C’est ben punk, c’est un en arrière de l’autre, ça arrache. Le drum est mis à l’avant plan pis ma voix est mise à l’avant plan, c’est ben punk, c’est ben sale, c’est pratiquement rock, mais avec un groove hip-hop. Un peu à l’image des shows, mais ça aurait pu aller un peu plus loin. Mais mettons avec une toune comme Freak de Montréal, est hallucinante, est pareille comme en show. C’est ça, c’est violent.
Comment ça se passe entre le moment où tu as une idée, jusqu’à ce que ça se concrétise sur une scène, en spectacle ?

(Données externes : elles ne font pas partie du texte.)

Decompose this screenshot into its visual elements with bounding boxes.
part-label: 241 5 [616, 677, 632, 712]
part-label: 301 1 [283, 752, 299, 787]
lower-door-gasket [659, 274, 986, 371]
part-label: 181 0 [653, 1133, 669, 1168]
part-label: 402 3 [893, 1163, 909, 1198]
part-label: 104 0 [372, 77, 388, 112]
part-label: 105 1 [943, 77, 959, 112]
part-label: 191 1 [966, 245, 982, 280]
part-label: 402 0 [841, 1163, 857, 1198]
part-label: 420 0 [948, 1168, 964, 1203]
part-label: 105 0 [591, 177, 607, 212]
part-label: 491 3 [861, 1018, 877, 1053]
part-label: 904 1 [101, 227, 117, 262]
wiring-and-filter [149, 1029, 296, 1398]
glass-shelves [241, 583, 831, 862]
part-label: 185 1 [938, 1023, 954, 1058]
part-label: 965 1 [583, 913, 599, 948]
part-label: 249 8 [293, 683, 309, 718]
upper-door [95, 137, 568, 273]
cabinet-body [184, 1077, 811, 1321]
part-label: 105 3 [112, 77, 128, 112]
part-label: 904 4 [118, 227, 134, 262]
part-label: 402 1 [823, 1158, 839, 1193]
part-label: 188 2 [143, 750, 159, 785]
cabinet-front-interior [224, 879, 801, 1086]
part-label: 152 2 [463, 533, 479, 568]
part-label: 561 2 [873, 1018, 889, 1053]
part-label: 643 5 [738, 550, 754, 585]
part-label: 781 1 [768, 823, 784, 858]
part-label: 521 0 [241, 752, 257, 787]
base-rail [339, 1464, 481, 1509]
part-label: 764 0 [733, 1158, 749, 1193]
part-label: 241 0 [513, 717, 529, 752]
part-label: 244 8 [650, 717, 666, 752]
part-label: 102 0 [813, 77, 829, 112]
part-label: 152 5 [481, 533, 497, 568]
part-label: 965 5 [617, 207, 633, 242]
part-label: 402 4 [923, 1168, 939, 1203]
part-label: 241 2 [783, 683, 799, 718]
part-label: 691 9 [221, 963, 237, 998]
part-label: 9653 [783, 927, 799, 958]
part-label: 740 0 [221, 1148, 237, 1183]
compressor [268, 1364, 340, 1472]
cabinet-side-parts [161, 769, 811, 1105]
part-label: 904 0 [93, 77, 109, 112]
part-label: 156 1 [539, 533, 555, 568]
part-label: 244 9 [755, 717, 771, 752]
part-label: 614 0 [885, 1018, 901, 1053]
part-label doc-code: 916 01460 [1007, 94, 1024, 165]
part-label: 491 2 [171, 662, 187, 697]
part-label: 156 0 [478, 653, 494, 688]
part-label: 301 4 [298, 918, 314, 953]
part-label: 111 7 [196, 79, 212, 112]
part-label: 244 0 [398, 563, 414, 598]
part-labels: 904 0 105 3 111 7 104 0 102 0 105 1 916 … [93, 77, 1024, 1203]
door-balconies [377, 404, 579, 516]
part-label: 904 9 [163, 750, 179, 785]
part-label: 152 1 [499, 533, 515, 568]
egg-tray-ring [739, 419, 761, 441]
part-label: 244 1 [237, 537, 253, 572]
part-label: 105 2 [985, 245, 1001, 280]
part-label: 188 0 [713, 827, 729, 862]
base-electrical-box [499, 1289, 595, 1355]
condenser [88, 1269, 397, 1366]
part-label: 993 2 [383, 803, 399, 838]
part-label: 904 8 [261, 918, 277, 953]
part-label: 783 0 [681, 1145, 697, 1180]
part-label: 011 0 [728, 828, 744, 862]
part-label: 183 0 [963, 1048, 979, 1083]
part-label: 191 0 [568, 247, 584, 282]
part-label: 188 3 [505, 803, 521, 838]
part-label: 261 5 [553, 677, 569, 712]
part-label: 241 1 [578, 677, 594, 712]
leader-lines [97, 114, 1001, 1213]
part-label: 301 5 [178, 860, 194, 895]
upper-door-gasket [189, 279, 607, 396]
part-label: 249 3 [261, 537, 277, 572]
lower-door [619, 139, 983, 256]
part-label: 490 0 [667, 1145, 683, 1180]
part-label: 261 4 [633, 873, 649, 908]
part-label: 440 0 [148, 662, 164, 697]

C’est vraiment long. Des fois je peux penser à une toune, comme quand j’ai acheté mon laptop, j’ai commencé à écrire une toune, c’est Y a tout l’temps d’quoi , pis hier soir je me suis assis pis c’est arrivé tout seul. Des fois c’est un mot qui arrive pis qui s’enchaîne, mais souvent j’y pense longtemps, longtemps, longtemps à l’avance. Comme là je veux écrire une toune qui va s’appeler Ping Pong le « name dropping pogne ». Je veux parler de la scène locale mais dire je connais lui, je connais lui, je suis hot mais comme une grosse toune joke mais avec des affaires vraies. Là ça fait six mois que j’y pense. Quand j’ai une idée, au lieu de la concrétiser tout de suite, j’essaie de la vivre, d’observer tout ce qui se passe, voir comment ça marche. Je me mets en mode observation, mettons je me dis, je veux faire un portrait, un paysage, pis là je me promène un petit peu partout pis j’essaie de trouver un paysage, pis des fois c’est long mais un moment donné y a un élément déclencheur mais je sais que je veux faire ça. Souvent ce que je fais c’est que j’avance beaucoup, beaucoup dans un texte, mais y a tout le temps quatre lignes, un couplet que j’écris pas tout de suite parce que je me dis que je vais regretter d’avoir finit le texte tout de suite, qu’il me reste quelque chose à vérifier, une dernière phrase qui va lier tout ça. Souvent j’attends, comme là le texte que j’ai fini hier y me reste deux lignes à écrire, j’attends, je fais exprès, je le laisse là.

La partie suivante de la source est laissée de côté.